Question

The variations of kinetic energy \( K \), potential energy \( U \), and total energy \( E \) as a function of displacement of a particle in SHM is shown in the figure. The value of \( x_3 \) is 

• A. \( \frac{A}{2} \)
• B. \( \frac{A}{\sqrt{2}} \)
• C. \( A \)
• D. \( \frac{A}{3} \)

Hint:

In SHM, the kinetic and potential energies are equal when the displacement is \( \frac{A}{\sqrt{2}} \), where \( A \) is the amplitude.

Answer 1

The Correct Option is B

In simple harmonic motion (SHM), the total mechanical energy \( E \) is the sum of the kinetic energy \( K \) and the potential energy \( U \): \[ E = K + U \] For SHM, the total energy is constant and is given by: \[ E = \frac{1}{2} m \omega^2 A^2 \] where \( A \) is the amplitude of oscillation.
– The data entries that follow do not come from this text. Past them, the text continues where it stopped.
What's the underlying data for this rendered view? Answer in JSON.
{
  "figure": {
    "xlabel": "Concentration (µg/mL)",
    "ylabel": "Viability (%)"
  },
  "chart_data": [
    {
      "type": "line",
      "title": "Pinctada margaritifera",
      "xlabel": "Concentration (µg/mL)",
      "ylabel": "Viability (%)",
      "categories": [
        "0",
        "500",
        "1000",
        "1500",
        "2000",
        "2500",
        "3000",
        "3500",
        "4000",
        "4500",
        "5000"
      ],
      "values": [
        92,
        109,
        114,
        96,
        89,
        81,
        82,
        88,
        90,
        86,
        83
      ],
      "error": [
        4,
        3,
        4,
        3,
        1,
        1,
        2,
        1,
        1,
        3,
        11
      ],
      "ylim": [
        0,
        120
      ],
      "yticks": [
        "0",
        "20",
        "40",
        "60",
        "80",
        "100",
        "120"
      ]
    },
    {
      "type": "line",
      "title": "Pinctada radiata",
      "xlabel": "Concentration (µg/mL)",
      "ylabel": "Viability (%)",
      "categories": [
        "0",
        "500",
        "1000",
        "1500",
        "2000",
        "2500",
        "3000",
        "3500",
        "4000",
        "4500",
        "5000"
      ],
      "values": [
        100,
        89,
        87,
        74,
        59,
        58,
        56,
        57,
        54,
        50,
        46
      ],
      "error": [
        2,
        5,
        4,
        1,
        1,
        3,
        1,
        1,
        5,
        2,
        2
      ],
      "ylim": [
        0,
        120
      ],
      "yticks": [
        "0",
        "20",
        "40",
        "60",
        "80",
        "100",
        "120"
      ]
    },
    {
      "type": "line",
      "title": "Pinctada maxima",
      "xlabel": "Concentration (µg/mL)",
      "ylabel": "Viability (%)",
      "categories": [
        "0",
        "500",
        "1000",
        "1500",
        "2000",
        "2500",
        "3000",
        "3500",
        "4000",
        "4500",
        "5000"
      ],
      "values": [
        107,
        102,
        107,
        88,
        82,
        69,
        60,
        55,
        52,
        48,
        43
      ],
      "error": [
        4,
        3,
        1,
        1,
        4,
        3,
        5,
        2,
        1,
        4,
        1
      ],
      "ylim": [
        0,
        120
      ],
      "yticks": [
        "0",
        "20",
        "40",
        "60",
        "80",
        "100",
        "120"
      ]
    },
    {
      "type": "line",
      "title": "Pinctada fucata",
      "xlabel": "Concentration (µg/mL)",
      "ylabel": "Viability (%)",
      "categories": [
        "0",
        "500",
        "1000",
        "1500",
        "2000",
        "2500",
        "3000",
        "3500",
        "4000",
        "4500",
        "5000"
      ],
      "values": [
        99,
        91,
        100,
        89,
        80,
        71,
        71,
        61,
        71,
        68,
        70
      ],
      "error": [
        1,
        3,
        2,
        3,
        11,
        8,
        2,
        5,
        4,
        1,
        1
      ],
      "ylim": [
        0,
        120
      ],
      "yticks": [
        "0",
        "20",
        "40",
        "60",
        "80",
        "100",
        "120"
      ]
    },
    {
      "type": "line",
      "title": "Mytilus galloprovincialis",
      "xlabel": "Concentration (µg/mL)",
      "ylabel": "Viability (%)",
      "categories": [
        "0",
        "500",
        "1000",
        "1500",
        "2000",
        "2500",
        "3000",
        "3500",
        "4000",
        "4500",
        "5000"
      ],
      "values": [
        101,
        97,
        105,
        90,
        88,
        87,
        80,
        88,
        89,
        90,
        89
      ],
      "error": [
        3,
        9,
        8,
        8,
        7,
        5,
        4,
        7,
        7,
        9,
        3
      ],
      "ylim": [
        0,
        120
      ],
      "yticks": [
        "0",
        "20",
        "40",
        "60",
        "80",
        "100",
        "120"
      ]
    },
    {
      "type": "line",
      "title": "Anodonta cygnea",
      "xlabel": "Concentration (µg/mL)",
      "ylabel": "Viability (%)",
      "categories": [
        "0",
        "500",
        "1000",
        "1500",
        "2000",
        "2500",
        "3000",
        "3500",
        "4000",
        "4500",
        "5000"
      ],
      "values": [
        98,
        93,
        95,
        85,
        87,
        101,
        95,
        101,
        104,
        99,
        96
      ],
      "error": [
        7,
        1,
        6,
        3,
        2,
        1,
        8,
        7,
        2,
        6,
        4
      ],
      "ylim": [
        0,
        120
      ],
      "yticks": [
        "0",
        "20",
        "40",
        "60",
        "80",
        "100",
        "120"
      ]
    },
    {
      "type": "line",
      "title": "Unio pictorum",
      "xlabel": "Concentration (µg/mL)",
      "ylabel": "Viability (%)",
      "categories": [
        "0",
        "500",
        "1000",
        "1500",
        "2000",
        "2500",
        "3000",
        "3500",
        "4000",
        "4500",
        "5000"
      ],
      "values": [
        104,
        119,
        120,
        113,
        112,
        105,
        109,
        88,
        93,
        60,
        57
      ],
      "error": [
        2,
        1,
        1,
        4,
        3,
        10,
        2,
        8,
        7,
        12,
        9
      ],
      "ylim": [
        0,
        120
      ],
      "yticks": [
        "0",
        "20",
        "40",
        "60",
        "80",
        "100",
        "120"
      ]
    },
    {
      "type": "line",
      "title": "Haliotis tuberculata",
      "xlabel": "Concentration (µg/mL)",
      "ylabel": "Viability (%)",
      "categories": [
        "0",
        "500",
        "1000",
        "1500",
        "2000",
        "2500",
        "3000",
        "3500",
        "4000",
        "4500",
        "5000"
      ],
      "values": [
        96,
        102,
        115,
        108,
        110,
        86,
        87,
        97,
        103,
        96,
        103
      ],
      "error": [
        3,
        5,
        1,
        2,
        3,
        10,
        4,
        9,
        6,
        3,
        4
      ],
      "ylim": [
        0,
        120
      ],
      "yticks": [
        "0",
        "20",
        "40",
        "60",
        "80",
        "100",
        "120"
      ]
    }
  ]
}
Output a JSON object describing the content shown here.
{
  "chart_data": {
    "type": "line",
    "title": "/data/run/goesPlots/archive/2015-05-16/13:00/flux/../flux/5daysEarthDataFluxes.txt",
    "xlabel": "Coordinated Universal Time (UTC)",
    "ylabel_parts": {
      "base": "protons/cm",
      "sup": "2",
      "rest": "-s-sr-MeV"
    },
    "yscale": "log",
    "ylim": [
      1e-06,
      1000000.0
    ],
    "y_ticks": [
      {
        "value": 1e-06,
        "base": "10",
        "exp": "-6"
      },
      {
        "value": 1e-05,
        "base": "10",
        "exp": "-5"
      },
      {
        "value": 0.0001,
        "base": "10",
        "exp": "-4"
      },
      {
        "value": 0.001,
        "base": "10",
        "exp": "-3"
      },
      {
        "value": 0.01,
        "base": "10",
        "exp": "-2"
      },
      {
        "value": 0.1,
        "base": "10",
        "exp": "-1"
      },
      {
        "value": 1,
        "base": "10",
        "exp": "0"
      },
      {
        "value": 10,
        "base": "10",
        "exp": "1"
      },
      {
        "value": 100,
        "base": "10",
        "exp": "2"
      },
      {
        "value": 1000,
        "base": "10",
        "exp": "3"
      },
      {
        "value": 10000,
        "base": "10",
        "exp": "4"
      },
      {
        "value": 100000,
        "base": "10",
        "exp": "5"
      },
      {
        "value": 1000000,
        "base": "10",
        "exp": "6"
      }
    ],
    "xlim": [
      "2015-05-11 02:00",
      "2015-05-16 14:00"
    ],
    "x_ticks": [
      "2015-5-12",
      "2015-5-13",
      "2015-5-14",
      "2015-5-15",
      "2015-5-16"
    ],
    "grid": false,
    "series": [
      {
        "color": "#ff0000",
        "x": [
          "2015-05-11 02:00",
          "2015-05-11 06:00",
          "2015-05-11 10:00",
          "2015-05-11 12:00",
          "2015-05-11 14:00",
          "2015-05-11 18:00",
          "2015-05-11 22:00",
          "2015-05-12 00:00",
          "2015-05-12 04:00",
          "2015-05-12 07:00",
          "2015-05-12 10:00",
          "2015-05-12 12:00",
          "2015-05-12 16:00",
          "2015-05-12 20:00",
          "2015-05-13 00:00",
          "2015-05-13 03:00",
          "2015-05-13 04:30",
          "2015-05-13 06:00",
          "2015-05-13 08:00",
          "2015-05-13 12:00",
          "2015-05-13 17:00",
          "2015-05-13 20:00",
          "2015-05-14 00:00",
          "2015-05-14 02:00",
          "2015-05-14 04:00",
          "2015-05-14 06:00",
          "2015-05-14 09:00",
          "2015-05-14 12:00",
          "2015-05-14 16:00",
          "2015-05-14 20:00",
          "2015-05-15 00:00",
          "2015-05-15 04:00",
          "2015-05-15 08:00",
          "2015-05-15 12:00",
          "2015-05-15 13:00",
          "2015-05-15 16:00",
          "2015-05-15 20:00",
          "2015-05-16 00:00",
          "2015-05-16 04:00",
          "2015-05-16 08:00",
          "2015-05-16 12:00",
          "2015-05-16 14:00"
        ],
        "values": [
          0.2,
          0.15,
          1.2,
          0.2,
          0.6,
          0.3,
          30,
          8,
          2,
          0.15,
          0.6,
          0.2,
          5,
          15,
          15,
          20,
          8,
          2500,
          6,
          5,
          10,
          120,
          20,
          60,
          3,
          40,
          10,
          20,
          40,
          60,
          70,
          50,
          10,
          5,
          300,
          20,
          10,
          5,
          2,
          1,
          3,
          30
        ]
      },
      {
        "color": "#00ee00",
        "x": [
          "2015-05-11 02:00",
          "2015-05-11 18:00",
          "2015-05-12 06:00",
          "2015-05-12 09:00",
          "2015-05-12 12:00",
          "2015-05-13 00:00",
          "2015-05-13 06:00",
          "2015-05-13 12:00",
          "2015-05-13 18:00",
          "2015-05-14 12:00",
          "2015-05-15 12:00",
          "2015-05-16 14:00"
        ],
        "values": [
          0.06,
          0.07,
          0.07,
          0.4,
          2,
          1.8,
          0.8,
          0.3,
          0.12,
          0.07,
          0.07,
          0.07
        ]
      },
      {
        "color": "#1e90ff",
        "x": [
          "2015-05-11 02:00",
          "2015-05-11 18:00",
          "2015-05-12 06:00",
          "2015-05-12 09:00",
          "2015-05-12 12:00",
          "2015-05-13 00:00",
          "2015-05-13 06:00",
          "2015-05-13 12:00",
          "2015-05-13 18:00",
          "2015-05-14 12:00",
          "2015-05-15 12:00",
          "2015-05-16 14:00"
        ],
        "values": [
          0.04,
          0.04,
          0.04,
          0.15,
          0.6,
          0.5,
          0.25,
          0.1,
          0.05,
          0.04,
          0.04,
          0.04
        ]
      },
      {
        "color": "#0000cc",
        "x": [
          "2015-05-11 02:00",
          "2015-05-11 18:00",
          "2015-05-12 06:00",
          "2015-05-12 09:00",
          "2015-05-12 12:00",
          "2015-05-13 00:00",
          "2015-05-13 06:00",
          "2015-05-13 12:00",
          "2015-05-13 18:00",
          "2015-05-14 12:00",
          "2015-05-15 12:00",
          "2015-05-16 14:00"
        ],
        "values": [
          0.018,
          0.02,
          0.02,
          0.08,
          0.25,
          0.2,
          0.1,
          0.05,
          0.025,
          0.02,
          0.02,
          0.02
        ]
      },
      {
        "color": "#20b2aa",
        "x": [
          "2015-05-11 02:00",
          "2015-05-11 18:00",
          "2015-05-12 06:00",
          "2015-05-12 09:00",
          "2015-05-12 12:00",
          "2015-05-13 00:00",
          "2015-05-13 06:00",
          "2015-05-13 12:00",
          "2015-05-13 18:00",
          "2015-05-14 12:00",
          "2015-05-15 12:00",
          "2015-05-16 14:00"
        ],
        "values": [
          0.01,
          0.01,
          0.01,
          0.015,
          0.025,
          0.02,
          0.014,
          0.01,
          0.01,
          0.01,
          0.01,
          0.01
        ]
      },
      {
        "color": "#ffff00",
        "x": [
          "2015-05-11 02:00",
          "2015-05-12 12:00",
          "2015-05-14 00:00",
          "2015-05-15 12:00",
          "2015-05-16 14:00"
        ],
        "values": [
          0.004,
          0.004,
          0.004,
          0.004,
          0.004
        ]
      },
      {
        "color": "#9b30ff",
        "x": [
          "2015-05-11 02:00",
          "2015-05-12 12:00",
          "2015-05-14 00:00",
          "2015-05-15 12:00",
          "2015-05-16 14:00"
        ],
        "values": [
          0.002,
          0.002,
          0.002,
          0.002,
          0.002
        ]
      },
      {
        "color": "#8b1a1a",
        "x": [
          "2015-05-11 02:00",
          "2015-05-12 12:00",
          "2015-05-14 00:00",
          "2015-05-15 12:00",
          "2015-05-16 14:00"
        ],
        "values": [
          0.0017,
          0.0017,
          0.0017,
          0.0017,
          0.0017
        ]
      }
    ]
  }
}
The kinetic energy and potential energy vary as functions of the displacement \( x \). - At the maximum displacement (when \( x = \pm A \)), the potential energy is maximum, and the kinetic energy is zero. - At the equilibrium position (when \( x = 0 \)), the kinetic energy is maximum, and the potential energy is zero. The point where the kinetic energy is equal to the potential energy occurs when: \[ K = U \] Since \( K + U = E \), at this point: \[ K = U = \frac{E}{2} \] This condition occurs at \( x = \frac{A}{\sqrt{2}} \), which is the displacement where the kinetic and potential energies are equal. Thus, the correct value of \( x_3 \) is: \[ \frac{A}{\sqrt{2}} \]